Multimodal Material Segmentation
Y. Liang, R. Wakaki, S. Nobuhara, and K. Nishino,
in Proc. of Conference on Computer Vision and Pattern Recognition CVPR’22, Jun., 2022.
[ paper ][ supp. pdf ][ supp. video ][ project ][ code/data ] Supplementary Video
MCubeS captures the visual appearance of various materials found in daily outdoor scenes from a viewpoint on a road, pavement, or sidewalk. At each viewpoint, we capture images with three fundamentally different imaging modalities: RGB, polarization, and near-infrared (NIR). MCubeS dataset captures these rich radiometric characteristics of different materials with a camera system consisting of a stereo pair of RGB-polarization (RGB-P) camera and a near-infrared (NIR) camera. All cameras are mounted on a cart to collect multimodal sequences of real-world scenes from a vantage point similar to a car. The image capture system is also equipped with a LiDAR to assist label propagation. We define 20 distinct materials by thoroughly examining the data we captured in the MCubeS dataset.
The MCubeSNet is based on the Deeplab v3+. Since different imaging modalities contains information from different aspect, we use separate encoders for each image modality. The high-level features are upsampled four times and concatenated with the low-level features which is then input to the decoder.

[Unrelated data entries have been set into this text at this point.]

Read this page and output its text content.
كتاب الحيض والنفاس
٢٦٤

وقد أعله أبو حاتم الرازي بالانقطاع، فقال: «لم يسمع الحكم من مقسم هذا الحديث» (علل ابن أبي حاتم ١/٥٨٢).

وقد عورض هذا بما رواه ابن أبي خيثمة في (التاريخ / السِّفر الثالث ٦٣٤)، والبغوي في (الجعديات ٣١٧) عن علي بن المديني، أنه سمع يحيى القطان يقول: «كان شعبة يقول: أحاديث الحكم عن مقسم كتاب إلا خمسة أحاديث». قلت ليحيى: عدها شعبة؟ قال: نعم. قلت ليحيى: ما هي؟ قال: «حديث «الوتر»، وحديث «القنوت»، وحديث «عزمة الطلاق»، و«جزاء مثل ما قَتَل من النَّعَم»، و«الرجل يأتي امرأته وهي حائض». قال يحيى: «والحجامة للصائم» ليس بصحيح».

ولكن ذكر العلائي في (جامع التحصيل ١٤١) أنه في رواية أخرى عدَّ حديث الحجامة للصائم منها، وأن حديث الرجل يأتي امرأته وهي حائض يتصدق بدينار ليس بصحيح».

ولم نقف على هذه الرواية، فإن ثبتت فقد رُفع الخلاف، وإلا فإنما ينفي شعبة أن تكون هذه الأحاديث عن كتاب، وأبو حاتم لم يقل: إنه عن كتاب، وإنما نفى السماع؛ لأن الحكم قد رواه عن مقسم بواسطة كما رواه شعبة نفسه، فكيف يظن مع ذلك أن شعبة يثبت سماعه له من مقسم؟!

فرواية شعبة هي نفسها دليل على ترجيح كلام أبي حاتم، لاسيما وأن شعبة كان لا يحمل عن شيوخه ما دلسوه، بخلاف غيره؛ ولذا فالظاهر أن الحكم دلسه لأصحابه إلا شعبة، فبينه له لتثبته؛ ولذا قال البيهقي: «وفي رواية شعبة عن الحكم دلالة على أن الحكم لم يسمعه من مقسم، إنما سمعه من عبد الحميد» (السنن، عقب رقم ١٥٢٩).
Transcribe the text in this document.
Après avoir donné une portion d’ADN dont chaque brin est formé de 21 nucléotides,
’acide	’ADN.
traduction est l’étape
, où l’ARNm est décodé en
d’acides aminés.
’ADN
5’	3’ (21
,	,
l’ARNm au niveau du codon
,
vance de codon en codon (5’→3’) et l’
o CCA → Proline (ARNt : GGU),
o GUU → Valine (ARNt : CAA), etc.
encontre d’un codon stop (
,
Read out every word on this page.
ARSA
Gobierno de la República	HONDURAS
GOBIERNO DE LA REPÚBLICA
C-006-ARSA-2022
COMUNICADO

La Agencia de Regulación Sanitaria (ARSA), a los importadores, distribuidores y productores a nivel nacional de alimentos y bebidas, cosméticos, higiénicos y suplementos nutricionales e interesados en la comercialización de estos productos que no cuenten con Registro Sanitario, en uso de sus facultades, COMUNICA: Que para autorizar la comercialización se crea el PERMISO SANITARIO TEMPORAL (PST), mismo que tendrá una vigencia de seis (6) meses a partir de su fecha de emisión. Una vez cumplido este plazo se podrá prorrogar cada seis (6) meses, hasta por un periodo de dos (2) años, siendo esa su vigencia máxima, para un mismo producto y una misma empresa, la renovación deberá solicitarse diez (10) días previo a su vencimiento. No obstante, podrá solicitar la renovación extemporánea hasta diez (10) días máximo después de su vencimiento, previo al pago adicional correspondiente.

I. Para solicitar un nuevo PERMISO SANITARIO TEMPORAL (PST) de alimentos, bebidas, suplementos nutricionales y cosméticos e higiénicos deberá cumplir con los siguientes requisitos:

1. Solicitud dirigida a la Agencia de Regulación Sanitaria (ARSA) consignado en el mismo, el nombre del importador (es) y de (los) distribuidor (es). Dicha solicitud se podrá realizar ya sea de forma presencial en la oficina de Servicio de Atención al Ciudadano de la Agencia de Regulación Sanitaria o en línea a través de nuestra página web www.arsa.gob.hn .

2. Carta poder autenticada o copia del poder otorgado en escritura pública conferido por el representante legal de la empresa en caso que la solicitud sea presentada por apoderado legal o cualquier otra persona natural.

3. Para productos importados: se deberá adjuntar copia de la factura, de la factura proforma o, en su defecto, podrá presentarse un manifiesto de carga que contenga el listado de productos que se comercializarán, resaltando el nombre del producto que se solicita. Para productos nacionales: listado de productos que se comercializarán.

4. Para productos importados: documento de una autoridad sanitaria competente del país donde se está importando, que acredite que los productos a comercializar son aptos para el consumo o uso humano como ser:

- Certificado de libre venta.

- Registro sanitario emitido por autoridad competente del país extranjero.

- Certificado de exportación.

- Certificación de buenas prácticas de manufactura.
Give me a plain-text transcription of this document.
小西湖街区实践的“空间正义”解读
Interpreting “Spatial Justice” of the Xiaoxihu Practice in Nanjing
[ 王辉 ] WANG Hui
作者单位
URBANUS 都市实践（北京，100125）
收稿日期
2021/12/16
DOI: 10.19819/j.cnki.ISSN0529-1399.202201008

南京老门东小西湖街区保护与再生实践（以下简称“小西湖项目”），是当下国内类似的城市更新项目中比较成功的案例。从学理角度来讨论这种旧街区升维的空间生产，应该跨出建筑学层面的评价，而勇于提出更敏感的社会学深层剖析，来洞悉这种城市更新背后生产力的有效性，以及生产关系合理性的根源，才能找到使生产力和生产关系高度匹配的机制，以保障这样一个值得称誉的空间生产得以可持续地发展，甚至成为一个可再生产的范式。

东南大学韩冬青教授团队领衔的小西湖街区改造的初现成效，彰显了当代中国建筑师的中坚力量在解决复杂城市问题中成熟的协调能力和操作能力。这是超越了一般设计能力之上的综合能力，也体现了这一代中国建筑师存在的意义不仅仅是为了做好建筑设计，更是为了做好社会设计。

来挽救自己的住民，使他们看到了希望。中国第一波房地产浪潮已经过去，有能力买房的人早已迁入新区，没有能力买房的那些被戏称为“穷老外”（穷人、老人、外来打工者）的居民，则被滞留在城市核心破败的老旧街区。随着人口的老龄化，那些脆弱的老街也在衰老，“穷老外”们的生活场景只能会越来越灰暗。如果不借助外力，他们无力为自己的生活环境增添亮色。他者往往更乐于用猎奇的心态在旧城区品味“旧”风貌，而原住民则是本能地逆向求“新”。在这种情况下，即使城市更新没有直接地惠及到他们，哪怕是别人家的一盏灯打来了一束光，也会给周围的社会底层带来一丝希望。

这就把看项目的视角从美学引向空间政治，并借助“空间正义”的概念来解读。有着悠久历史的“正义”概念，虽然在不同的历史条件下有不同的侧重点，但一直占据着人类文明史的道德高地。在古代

Material occurrences are strongly correlated with object instances. We leverage this rich interdependence between objects and materials by using object categories as priors on material segmentation. Our key idea is to learn an overcomplete set of (regular) convolutional filters across the entire image, but learn to assign different sets of those filters to each semantic region. The filters are selected by picking the top k responsive filters for each semantic region, i.e., picking the filters that have the highest average activation. This approach enables the learning of material-specific filter sets that integrate different imaging modalities (channels of encoder output features) with different weightings guided by semantic regions, which we refer to as RGFSConv.
Performance comparison of MCubeSNet, deeplab v3+ and other methods. The results demonstrate that our MCubeSNet achieves more accurate segmentation results. MCubeSNet, for instance, can discriminate the rail track from its surrounding concrete and overall performs better in recognizing the road.
Contribution of polarization and NIR for material segmentation. The results demonstrate that polarization behavior adds significant information to achieve higher accuracy, especially for discerning metal and dielectrics. And NIR helps recognize water (river) and wet surfaces (wood vs. leaves).